We’ve written a number of articles on what you should text students. We wrote an entire series of blog posts about admissions texting and how to move students through the admissions pipeline with the help of text messages. We’ve also covered what career services staff should be texting students. We even had one of our partners, Karen Serna from Austin Community College, chime in and offer her best text tips.
Something we haven’t talked about in a while?
What not to text students.
Let’s dive right in with five texting no-nos.
1. A bad (or no) introductory text
Abby: “…who are you?”
She poses a fair question. If this is the first message you sent to Abby, even if she gave you express permission to text her, she will likely have no idea who you are. As a result, you’ll be forced to take time out of your day and explain who you are and why you’re texting her.
It’s much easier to kick off your text campaigns with a thorough introductory text. It doesn’t need to be fancy, but it does need to address three components:
- Who you are (builds a rapport with students for all future messages)
- Why you’re texting (shows why students shouldn’t opt out)
- How to opt out (a legal requirement per the FCC)
Also, we suggest asking students to save your number to their phones so they’ll know who you are from that point forward. Once a solid introductory text is sent, your campaigns are well on their way to being successful.
2. Long texts
Now that was a mouthful.
Usually, it’s a good idea to keep texts short and sweet. Texting character limits are larger than ever, and it can be tempting to go deep into details to make sure you don’t forget anything. However, if your message box begins looking like a square more than a chat bubble, you probably have too much text.
Signal Vine’s texting platform makes it super easy to send messages, largely because you can do so from your computer. At the same time, it can be easy to get carried away since you’re typing texts on a computer. A good way to check if a message is too long is to whip out your phone and type it in with your phone’s keyboard. If you find that you’re still typing minutes later, your text is too long.
3. Email texts
Does this format seem familiar to you? It should, because it’s an email written in the form of a text.
This is usually a bad practice for several reasons. First, one of the best things about texts is that they’re not emails. Texting students messages that look like emails will likely come across to them as strange. This isn’t to say that you can’t be somewhat formal in your texts, but if you sent an introductory text similar to the one suggested above, there isn’t a need to repeat who you are. Regardless of your introductory text, there is never a need to include formal salutations and signatures in texts. Texting, being inherently more informal than an email, doesn’t require it.
4. Texts with too many abbreviations
This type of message used to be so cool back in the days of flip phones and phones that required you to scroll through letters using the number pad.
Those days are gone, however. Right around 81% of us have smartphones. Virtually all of today’s college students have smartphones. Around 96% of people ages 18-29 own a smartphone, while 92% of people ages 30-49 own one. It’s much too easy to type messages on smartphones, which has all but eliminated the need for so-called textspeak. This is especially true for students receiving information via text from their colleges. They expect a level of professionalism to it. Also, many students have openly stated that textspeak just isn’t cool anymore.

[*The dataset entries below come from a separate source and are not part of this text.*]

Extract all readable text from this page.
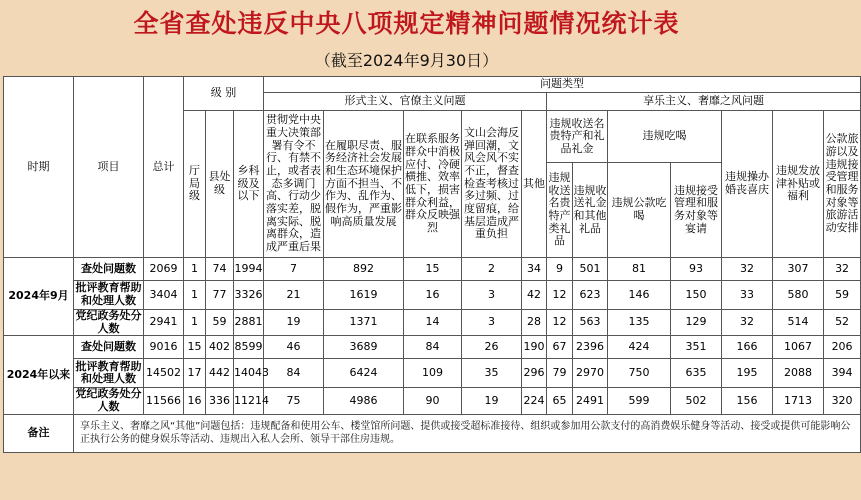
全省查处违反中央八项规定精神问题情况统计表
（截至2024年9月30日）
时期	项目	总计	级 别			问题类型												
						形式主义、官僚主义问题					享乐主义、奢靡之风问题							
			厅局级	县处级	乡科级及以下	贯彻党中央重大决策部署有令不行、有禁不止，或者表态多调门高、行动少落实差，脱离实际、脱离群众，造成严重后果	在履职尽责、服务经济社会发展和生态环境保护方面不担当、不作为、乱作为、假作为，严重影响高质量发展	在联系服务群众中消极应付、冷硬横推、效率低下，损害群众利益，群众反映强烈	文山会海反弹回潮，文风会风不实不正，督查检查考核过多过频、过度留痕，给基层造成严重负担	其他	违规收送名贵特产和礼品礼金		违规吃喝		违规操办婚丧喜庆	违规发放津补贴或福利	公款旅游以及违规接受管理和服务对象等旅游活动安排	
											违规收送名贵特产类礼品	违规收送礼金和其他礼品	违规公款吃喝	违规接受管理和服务对象等宴请				
2024年9月	查处问题数	2069	1	74	1994	7	892	15	2	34	9	501	81	93	32	307	32	
	批评教育帮助和处理人数	3404	1	77	3326	21	1619	16	3	42	12	623	146	150	33	580	59	
	党纪政务处分人数	2941	1	59	2881	19	1371	14	3	28	12	563	135	129	32	514	52	
2024年以来	查处问题数	9016	15	402	8599	46	3689	84	26	190	67	2396	424	351	166	1067	206	
	批评教育帮助和处理人数	14502	17	442	14043	84	6424	109	35	296	79	2970	750	635	195	2088	394	
	党纪政务处分人数	11566	16	336	11214	75	4986	90	19	224	65	2491	599	502	156	1713	320	
备注	享乐主义、奢靡之风“其他”问题包括：违规配备和使用公车、楼堂馆所问题、提供或接受超标准接待、组织或参加用公款支付的高消费娱乐健身等活动、接受或提供可能影响公正执行公务的健身娱乐等活动、违规出入私人会所、领导干部住房违规。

If your message is too long to send, you can break it up into two messages instead of using textspeak. It’s likely your students would rather see two well-composed messages than one with one abbreviation after another.
5. Texts that don’t use data
At first glance, the message above is fine.
The problem? It was sent to all students, regardless of what their data fields on the Signal Vine platform said.
The Signal Vine platform allows schools to connect their student data between Signal Vine and their systems at their institutions. Alternatively, staff can input the information manually. This makes it easier to target students with exactly the information they need.
What really makes your texts stand out is a level of personalization and targeting. The Signal Vine platform makes it easy to see which of your students need various nudges to complete certain steps. This makes it so only the students who need the information get it. It may also help combat unsubscribes to your text messages as students are only receiving information relevant to them.